Banks need to reassess their entire product and channel strategy in order to align their offering to the needs of clients and prospective clients. Structural changes are a crucial part of this shift. IT can no longer be a silo but instead must become a core part of the wider eFX team, which should also include quant developers and experienced e-traders. It is the interaction of this diverse team that creates a culture of continuous improvement that benefits clients.
A diverse and knowledgeable eFX team can help a bank connect with clients – by building its algo product, developing APIs to link it to clients’ systems, and optimising reach via multi-dealer platforms. But it can also provide critical insights into developments in the eFX and technology worlds that will help banks to understand and anticipate both clients’ and the business’s requirements in the future.
As well as having an eFX team, banks must accept the need to invest in technology and adopt an open-minded approach to innovation and partnerships. Innovations, including distributed ledger technology (DLT) and AI and machine learning, are likely to play an important role in the FX market in the future. For instance, Nomura has entered into a joint venture and created a new AI-based software company called “Aim2”. Initially, the AI solution has been deployed in Nomura’s rates business but it will be rolled out to FX in the near future. The solution will also help Nomura create bespoke client solutions by effectively pricing client flow and managing risk.
The way FX is traded will evolve as a result of these technologies and market developments. Settlement times could change, for instance. The majority of FX spot currency pairs still settle on a T+2 basis, which looks out of step in today’s world. DLT could facilitate a move to real-time settlement and peer-to-peer trading (assuming the credit intermediation conundrum that has historically held this back can be solved). Platforms and execution venues will consolidate further, reducing oversupply and concentrating liquidity. In recent years, exchanges have bought into the OTC market; those remaining will face pressure to consolidate. Further disruption will create new opportunities and should be welcomed by market participants.
Clients’ appetite for transparency and efficiency will continue to increase, accelerating migration to electronic trading and driving an ever-greater need for advanced technology. Cutting-edge execution algorithms that offer greater control and efficiency will undoubtedly play an important role for many clients. Clients want to be able to transact with as little fuss as possible; their goal is simple, quick and clean execution.

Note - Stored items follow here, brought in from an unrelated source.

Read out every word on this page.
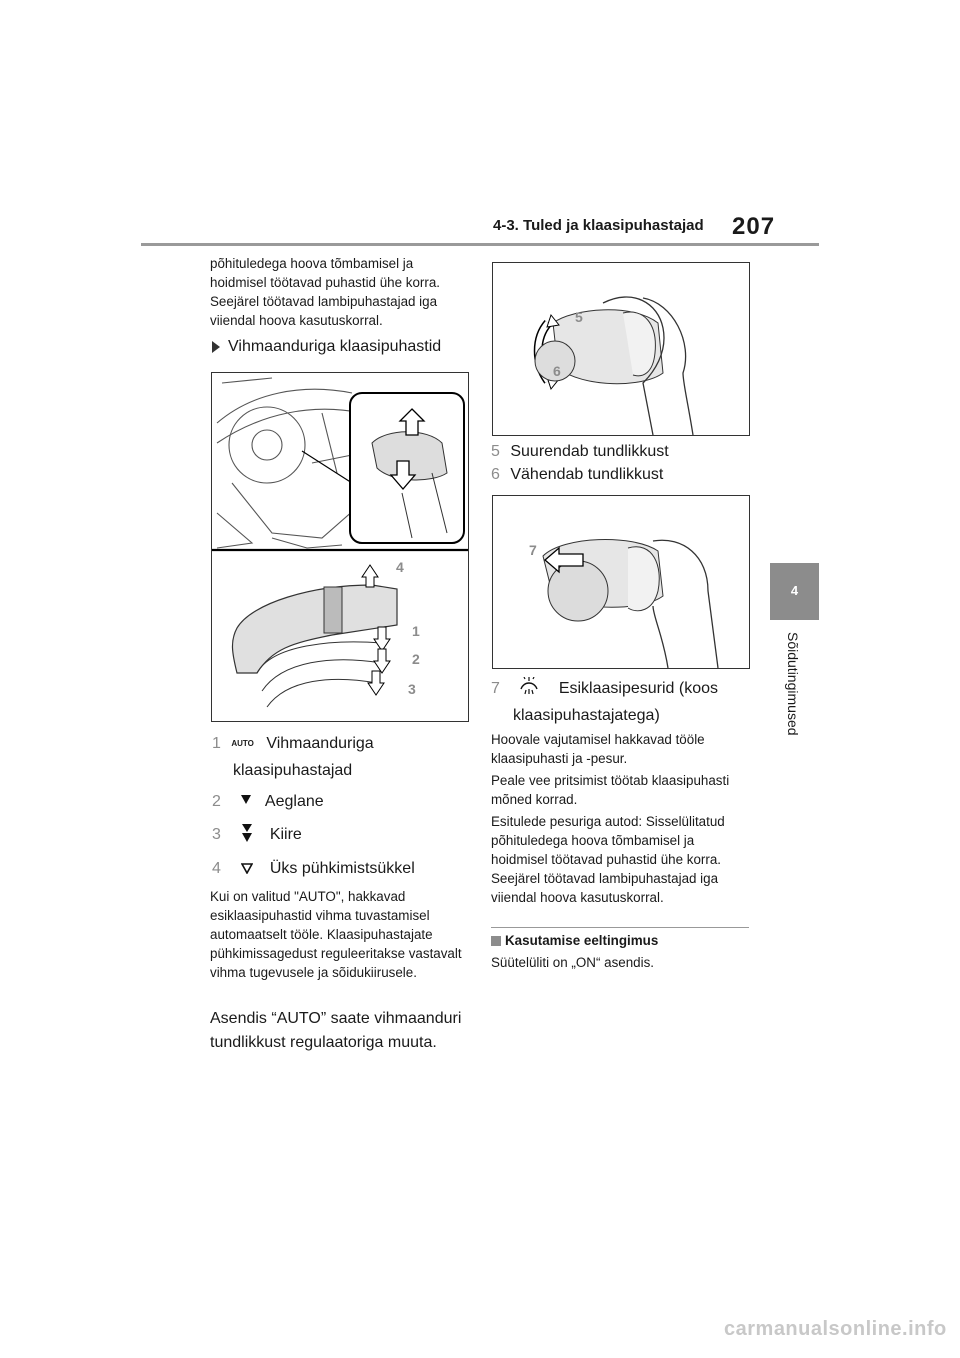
4-3. Tuled ja klaasipuhastajad 207
4
Sõidutingimused
põhituledega hoova tõmbamisel ja hoidmisel töötavad puhastid ühe korra. Seejärel töötavad lambipuhastajad iga viiendal hoova kasutuskorral.
Vihmaanduriga klaasipuhastid
4
1
2
3
1 AUTO Vihmaanduriga
klaasipuhastajad
2	Aeglane
3	Kiire
4	Üks pühkimistsükkel
Kui on valitud "AUTO", hakkavad esiklaasipuhastid vihma tuvastamisel automaatselt tööle. Klaasipuhastajate pühkimissagedust reguleeritakse vastavalt vihma tugevusele ja sõidukiirusele.
Asendis “AUTO” saate vihmaanduri tundlikkust regulaatoriga muuta.
5
6
5 Suurendab tundlikkust
6 Vähendab tundlikkust
7
7	Esiklaasipesurid (koos
klaasipuhastajatega)
Hoovale vajutamisel hakkavad tööle klaasipuhasti ja -pesur.
Peale vee pritsimist töötab klaasipuhasti mõned korrad.
Esitulede pesuriga autod: Sisselülitatud põhituledega hoova tõmbamisel ja hoidmisel töötavad puhastid ühe korra. Seejärel töötavad lambipuhastajad iga viiendal hoova kasutuskorral.
Kasutamise eeltingimus
Süütelüliti on „ON“ asendis.
carmanualsonline.info
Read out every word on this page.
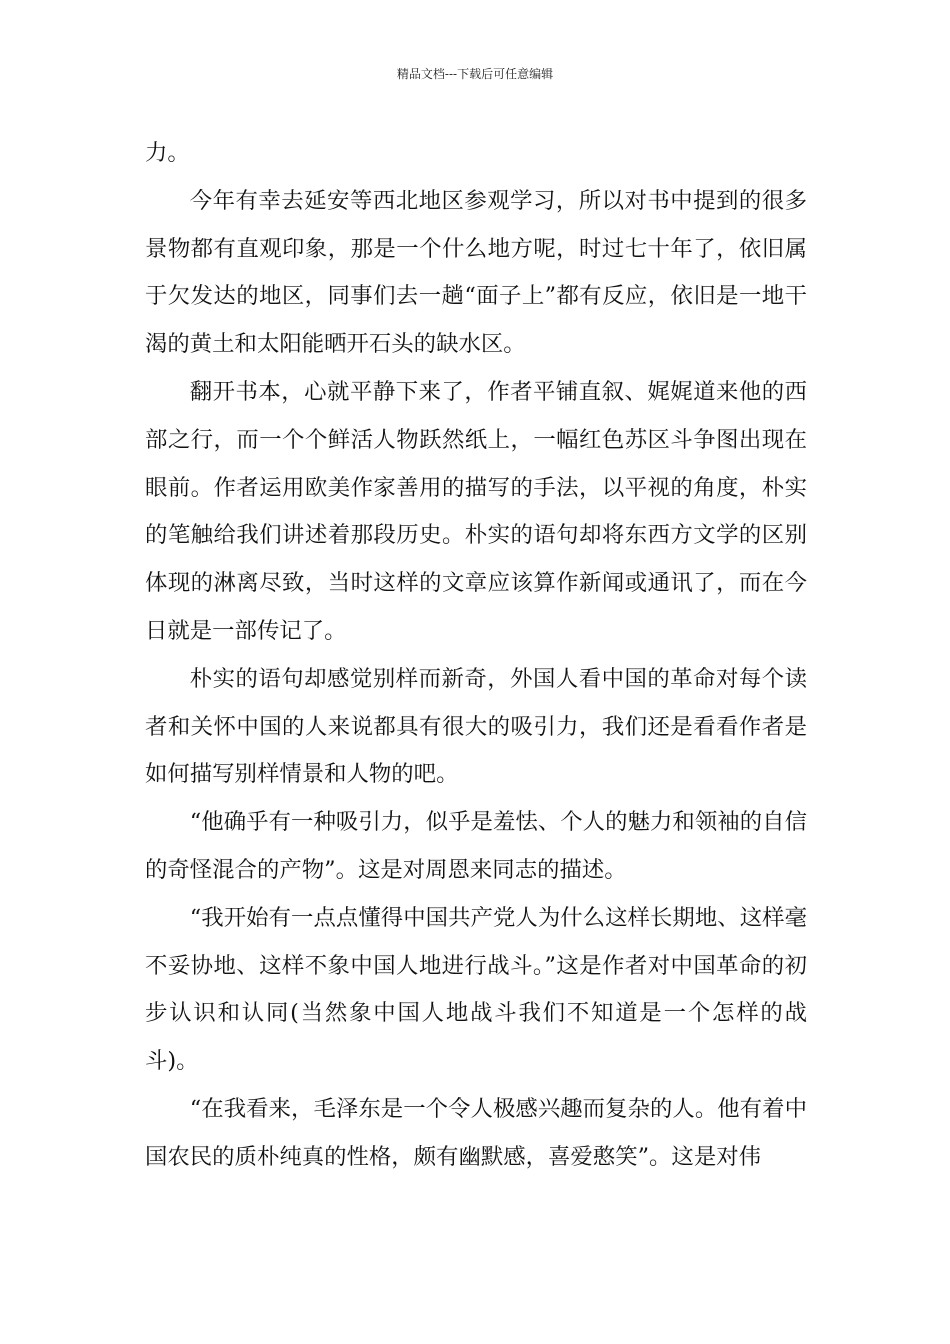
精品文档---下载后可任意编辑

力。

今年有幸去延安等西北地区参观学习，所以对书中提到的很多景物都有直观印象，那是一个什么地方呢，时过七十年了，依旧属于欠发达的地区，同事们去一趟“面子上”都有反应，依旧是一地干渴的黄土和太阳能晒开石头的缺水区。

翻开书本，心就平静下来了，作者平铺直叙、娓娓道来他的西部之行，而一个个鲜活人物跃然纸上，一幅红色苏区斗争图出现在眼前。作者运用欧美作家善用的描写的手法，以平视的角度，朴实的笔触给我们讲述着那段历史。朴实的语句却将东西方文学的区别体现的淋离尽致，当时这样的文章应该算作新闻或通讯了，而在今日就是一部传记了。

朴实的语句却感觉别样而新奇，外国人看中国的革命对每个读者和关怀中国的人来说都具有很大的吸引力，我们还是看看作者是如何描写别样情景和人物的吧。

“他确乎有一种吸引力，似乎是羞怯、个人的魅力和领袖的自信的奇怪混合的产物”。这是对周恩来同志的描述。

“我开始有一点点懂得中国共产党人为什么这样长期地、这样毫不妥协地、这样不象中国人地进行战斗。”这是作者对中国革命的初步认识和认同(当然象中国人地战斗我们不知道是一个怎样的战斗)。

“在我看来，毛泽东是一个令人极感兴趣而复杂的人。他有着中国农民的质朴纯真的性格，颇有幽默感，喜爱憨笑”。这是对伟
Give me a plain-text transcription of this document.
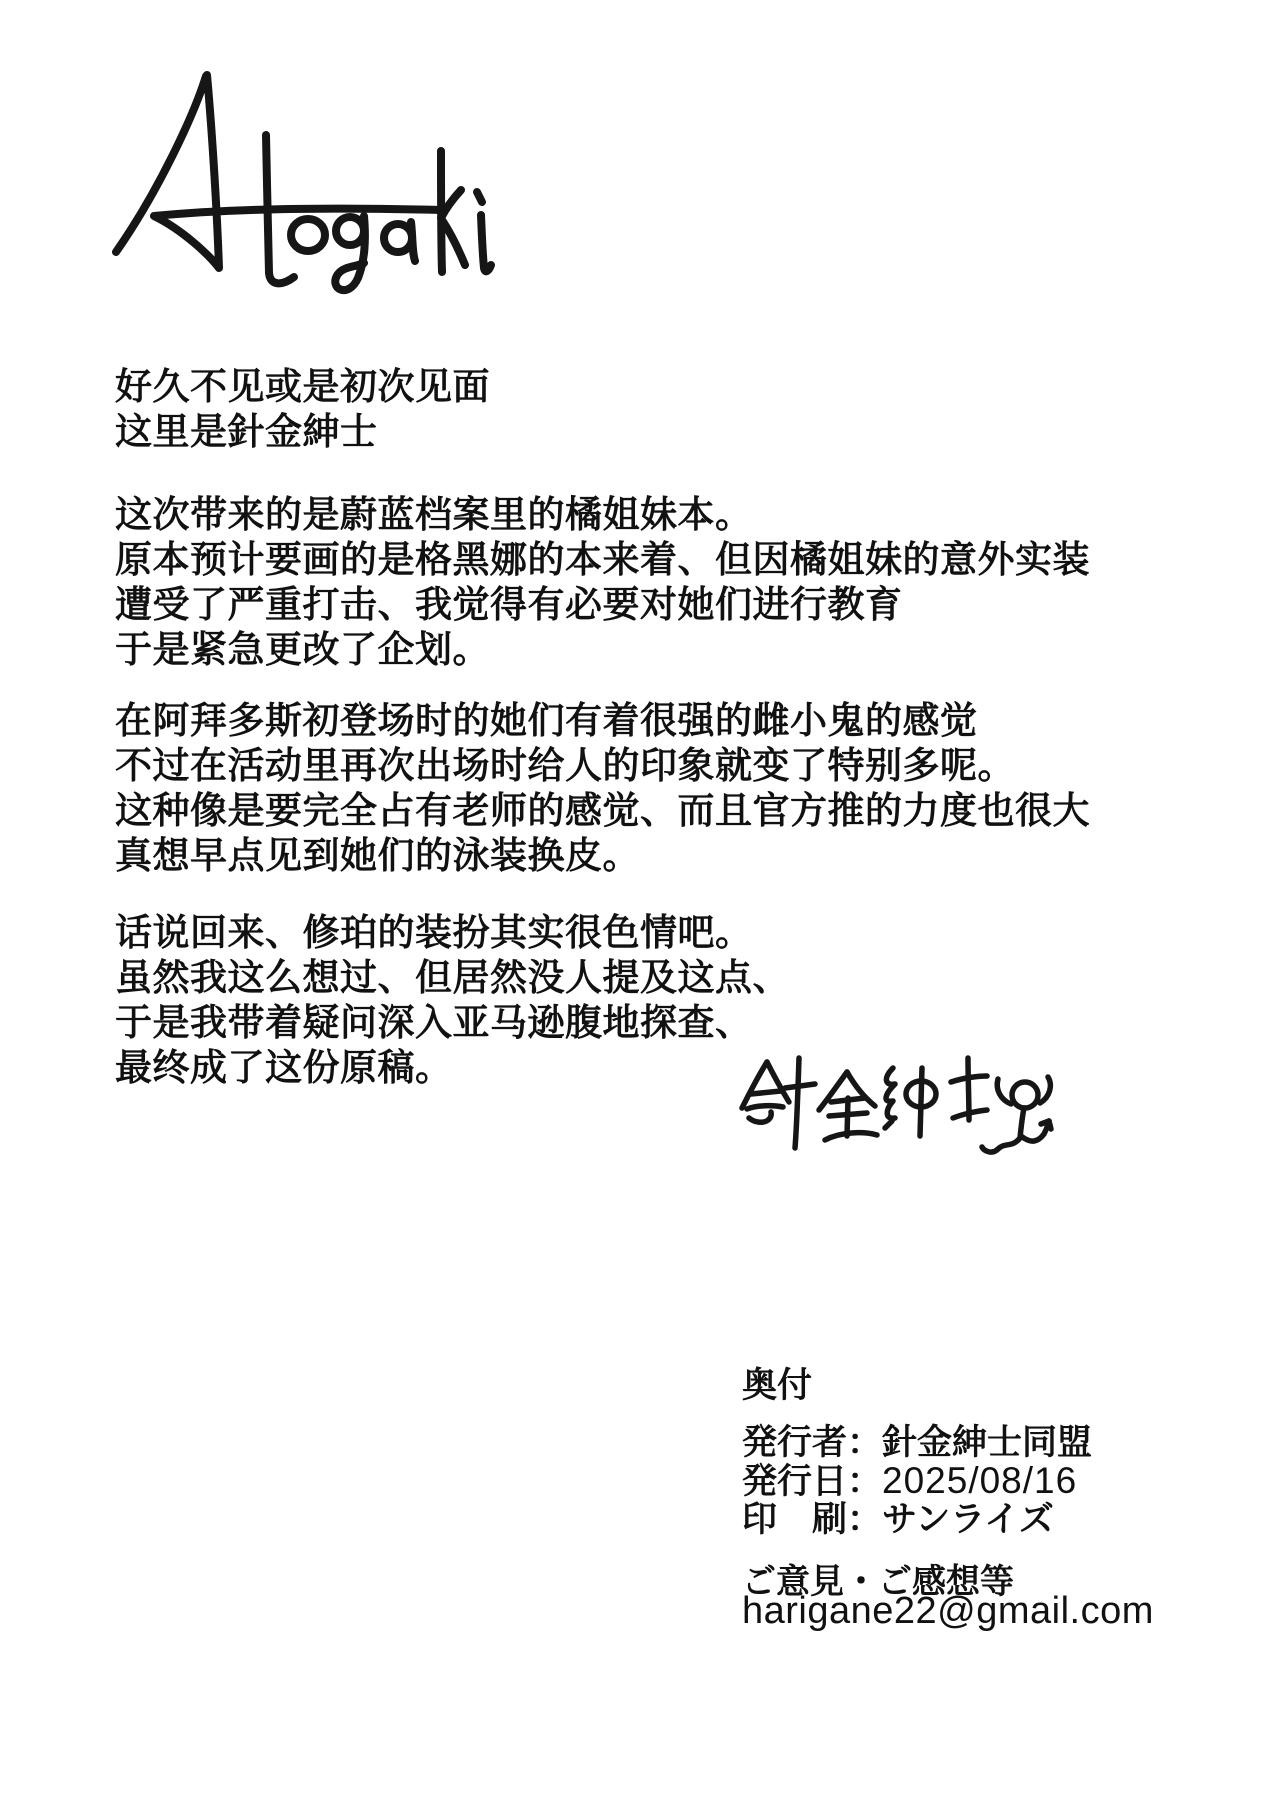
好久不见或是初次见面
这里是針金紳士
这次带来的是蔚蓝档案里的橘姐妹本。
原本预计要画的是格黑娜的本来着、但因橘姐妹的意外实装
遭受了严重打击、我觉得有必要对她们进行教育
于是紧急更改了企划。
在阿拜多斯初登场时的她们有着很强的雌小鬼的感觉
不过在活动里再次出场时给人的印象就变了特别多呢。
这种像是要完全占有老师的感觉、而且官方推的力度也很大
真想早点见到她们的泳装换皮。
话说回来、修珀的装扮其实很色情吧。
虽然我这么想过、但居然没人提及这点、
于是我带着疑问深入亚马逊腹地探查、
最终成了这份原稿。
奥付
発行者：針金紳士同盟
発行日：2025/08/16
印　刷：サンライズ
ご意見・ご感想等
harigane22@gmail.com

In practical terms, that means making a bank’s capabilities and inventory available in a variety of ways so that clients have the flexibility to connect to the bank however they want. It also requires banks to invest in automation to continually drive down costs and ensure that clients have access to rich data and functionality that enables them to make better-informed decisions.
Nevertheless, despite the importance of technology, the personal touch will continue to be important. More complex trades are still executed by phone given their size and the greater need for risk management. And, for example, when trades are executed via algorithms, many clients like the reassurance of having someone available should they wish to talk during the execution lifecycle.
More generally, while clients now look to electronic channels first for both spot and more complex products, the benefits of having a close relationship with a bank cannot be underestimated. A strong relationship ensures that clients receive hands-on support throughout the execution lifecycle and new products or algorithms are introduced. Moreover, it means that the bank can tailor data and market information to the client’s needs, delivering greater value and convenience.